[Intel-gfx] [RFC v2 02/22] drm: Add Enhanced Gamma and color lut range attributes
Harry Wentland
harry.wentland at amd.com
Wed Nov 10 15:17:59 UTC 2021
On 2021-11-10 06:55, Ville Syrjälä wrote:
> On Wed, Nov 10, 2021 at 10:49:24AM +0200, Pekka Paalanen wrote:
>> On Wed, 10 Nov 2021 00:02:16 +0200
>> Ville Syrjälä <ville.syrjala at linux.intel.com> wrote:
>>
>>> On Tue, Nov 09, 2021 at 03:47:58PM -0500, Harry Wentland wrote:
>>>> On 2021-11-08 04:54, Pekka Paalanen wrote:
>>>>> On Thu, 4 Nov 2021 12:27:56 -0400
>>>>> Harry Wentland <harry.wentland at amd.com> wrote:
>>>>>
>>>>>> On 2021-11-04 04:38, Pekka Paalanen wrote:
>>>>>>> On Wed, 3 Nov 2021 11:08:13 -0400
>>>>>>> Harry Wentland <harry.wentland at amd.com> wrote:
>>>>>>>
>>>>>>>> On 2021-09-06 17:38, Uma Shankar wrote:
>>>>>>>>> Existing LUT precision structure is having only 16 bit
>>>>>>>>> precision. This is not enough for upcoming enhanced hardwares
>>>>>>>>> and advance usecases like HDR processing. Hence added a new
>>>>>>>>> structure with 32 bit precision values.
>>>>>>>>>
>>>>>>>>> This also defines a new structure to define color lut ranges,
>>>>>>>>> along with related macro definitions and enums. This will help
>>>>>>>>> describe multi segmented lut ranges in the hardware.
>>>>>>>>>
>>>>>>>>> Signed-off-by: Uma Shankar <uma.shankar at intel.com>
>>>>>>>>> ---
>>>>>>>>> include/uapi/drm/drm_mode.h | 58 +++++++++++++++++++++++++++++++++++++
>>>>>>>>> 1 file changed, 58 insertions(+)
>>
>> ...
>>
>>>>>> If the framebuffer is not in FP16 the question then becomes how
>>>>>> the integer pixel values relate to LUT addressing.
>>>>>
>>>>> Traditionally, and in any API I've seen (GL, Vulkan), a usual mapping
>>>>> is to match minimum unsigned integer value to 0.0, and unsigned maximum
>>>>> integer value to 1.0. This is how things work on the cable too, right?
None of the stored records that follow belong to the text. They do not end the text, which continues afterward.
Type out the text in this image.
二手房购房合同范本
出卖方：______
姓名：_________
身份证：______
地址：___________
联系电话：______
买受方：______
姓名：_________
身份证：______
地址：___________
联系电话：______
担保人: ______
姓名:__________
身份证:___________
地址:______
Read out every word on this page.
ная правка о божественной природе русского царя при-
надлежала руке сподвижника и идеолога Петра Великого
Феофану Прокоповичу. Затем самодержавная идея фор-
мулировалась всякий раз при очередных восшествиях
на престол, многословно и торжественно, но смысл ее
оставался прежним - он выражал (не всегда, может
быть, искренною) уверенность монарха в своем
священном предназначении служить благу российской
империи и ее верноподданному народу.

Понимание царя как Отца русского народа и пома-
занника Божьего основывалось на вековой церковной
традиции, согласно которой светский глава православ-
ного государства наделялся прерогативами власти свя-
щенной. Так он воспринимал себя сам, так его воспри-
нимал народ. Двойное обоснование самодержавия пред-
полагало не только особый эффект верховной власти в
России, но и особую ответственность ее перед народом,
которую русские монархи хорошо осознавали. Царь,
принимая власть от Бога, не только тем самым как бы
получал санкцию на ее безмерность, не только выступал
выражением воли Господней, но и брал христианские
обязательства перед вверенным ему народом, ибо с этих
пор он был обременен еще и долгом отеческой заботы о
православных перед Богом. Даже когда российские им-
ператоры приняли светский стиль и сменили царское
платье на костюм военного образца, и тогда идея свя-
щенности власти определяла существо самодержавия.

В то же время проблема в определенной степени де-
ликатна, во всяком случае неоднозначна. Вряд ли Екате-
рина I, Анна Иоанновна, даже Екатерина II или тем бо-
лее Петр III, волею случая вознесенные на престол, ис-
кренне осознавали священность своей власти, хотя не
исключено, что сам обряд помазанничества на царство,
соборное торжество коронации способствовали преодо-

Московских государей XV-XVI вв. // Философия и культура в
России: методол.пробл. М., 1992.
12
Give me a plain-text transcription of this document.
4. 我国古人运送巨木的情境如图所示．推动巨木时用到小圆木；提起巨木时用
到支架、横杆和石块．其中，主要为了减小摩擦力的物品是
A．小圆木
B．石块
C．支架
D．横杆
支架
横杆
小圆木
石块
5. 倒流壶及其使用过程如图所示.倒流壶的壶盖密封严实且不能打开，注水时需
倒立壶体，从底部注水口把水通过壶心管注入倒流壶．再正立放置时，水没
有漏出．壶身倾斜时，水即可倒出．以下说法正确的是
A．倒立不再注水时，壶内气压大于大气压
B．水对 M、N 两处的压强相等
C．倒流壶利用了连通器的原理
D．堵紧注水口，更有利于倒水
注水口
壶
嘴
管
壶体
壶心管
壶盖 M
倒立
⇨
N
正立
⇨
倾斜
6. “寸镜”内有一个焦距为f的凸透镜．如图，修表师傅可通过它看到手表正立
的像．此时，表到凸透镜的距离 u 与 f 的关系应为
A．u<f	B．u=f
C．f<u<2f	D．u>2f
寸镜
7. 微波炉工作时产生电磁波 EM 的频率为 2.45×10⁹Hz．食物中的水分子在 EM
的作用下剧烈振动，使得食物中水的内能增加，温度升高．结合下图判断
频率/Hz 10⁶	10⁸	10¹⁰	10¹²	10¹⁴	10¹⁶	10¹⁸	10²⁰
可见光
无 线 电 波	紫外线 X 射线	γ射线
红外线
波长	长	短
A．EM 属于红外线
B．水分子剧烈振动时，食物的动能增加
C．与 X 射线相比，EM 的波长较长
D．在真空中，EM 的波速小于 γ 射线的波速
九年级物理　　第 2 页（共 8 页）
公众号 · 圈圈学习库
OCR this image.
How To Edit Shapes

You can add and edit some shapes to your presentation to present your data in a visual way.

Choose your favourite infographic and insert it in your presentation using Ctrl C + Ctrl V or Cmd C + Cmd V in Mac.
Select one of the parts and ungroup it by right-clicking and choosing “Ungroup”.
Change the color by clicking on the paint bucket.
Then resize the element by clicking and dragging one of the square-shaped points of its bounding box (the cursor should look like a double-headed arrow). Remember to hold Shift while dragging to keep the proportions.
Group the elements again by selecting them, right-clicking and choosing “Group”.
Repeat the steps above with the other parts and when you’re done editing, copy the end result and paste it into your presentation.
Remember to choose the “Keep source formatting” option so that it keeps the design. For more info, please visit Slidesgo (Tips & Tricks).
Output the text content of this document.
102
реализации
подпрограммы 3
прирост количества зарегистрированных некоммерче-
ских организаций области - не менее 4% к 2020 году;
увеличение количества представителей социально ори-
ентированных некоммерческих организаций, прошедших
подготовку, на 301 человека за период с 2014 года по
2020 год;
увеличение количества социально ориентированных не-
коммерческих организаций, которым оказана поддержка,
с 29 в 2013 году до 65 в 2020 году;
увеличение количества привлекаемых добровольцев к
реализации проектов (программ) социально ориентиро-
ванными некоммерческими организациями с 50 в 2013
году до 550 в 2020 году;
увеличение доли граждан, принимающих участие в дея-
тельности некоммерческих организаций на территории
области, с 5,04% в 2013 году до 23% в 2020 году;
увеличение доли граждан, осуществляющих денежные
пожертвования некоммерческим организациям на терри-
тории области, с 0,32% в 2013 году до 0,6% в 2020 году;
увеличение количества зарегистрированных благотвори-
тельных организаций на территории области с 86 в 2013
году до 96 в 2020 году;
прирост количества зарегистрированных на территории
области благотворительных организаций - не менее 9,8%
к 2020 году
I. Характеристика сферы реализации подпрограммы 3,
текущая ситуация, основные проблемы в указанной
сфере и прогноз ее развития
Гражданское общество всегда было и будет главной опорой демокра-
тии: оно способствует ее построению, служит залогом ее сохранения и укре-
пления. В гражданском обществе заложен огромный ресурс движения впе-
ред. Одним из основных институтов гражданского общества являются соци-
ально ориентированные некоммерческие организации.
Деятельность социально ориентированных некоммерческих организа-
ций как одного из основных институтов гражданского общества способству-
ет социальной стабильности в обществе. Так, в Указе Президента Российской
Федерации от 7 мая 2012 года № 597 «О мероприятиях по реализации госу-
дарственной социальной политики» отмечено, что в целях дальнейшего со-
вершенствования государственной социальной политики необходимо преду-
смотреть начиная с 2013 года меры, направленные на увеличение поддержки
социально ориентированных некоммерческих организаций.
>>>>> (Also taking full vs. limited range video signal into account. And
>>>>> conversion to cable-YUV if that happens.)
>>>>>
>>>>> If you want integer format FB values to map to something else, then you
>>>>> have to tag the FB with that range information, somehow. New UAPI.
>>>>>
>>>>
>>>> On the cable we send integer values, not floating point. AMD HW uses
>>>> floating point internally, though, and the PWL API defines floating
>>>> point entries, so on some level we need to be clear what the floating
>>>> point entries mean. Either we document that to be [0.0, 1.0] or we
>>>> have some UAPI to define it. I'm leaning toward the latter but have
>>>> to think about it some more.
>>>
>>> As for Intel hw if you have an integer pixel value of 0xff... (with
>>> however many bits you have with a specific pixel format) it will get
>>> extended to 0.fff... (to whatever precision the pipe has internally).
>>> So if we go by that a fixed point 1.0 value in the proposed
>>> drm_color_lut_range would be considered just outside the gamut. And
>>> pretty sure fp16 input of 1.0 should also result in a 0.fff... internal
>>> value as well [1]. I think that definition pretty much matches how GL
>>> UNORM<->float conversion works as well.
>>
>> Does it work that way in GL though?
>>
>> I've always thought that with GL_UNSIGNED_BYTE, 0xff maps to 1.0, not
>> 255.0/256.0.
>>
>> Taking a random spec: OpenGL ES 2.0.25
>>
>> Section 2.1.2 Data Conversions says:
>>
>> Normalized unsigned integers represent numbers in the range
>> [0, 1]. The conversion from a normalized unsigned integer c to
>> the corresponding floating-point f is defined as
>> f = c / (2^b - 1)
>>
>> Note how the divisor has -1.
>
> That seems to match what I said, or at least tried to say (~0 <-> 1.0 in
> float). drm_color_lut_range being fixed point would follow the ~0 side of
> that. Or at least that interpretation would very easily map to our hw.
>
If I understand you right Intel HW represents 0xff (assuming 8 bpc) as
the largest (representable) float that is less than 1.0. That float would
be bigger than 255.0/256.0 but smaller than 256.0/256.0.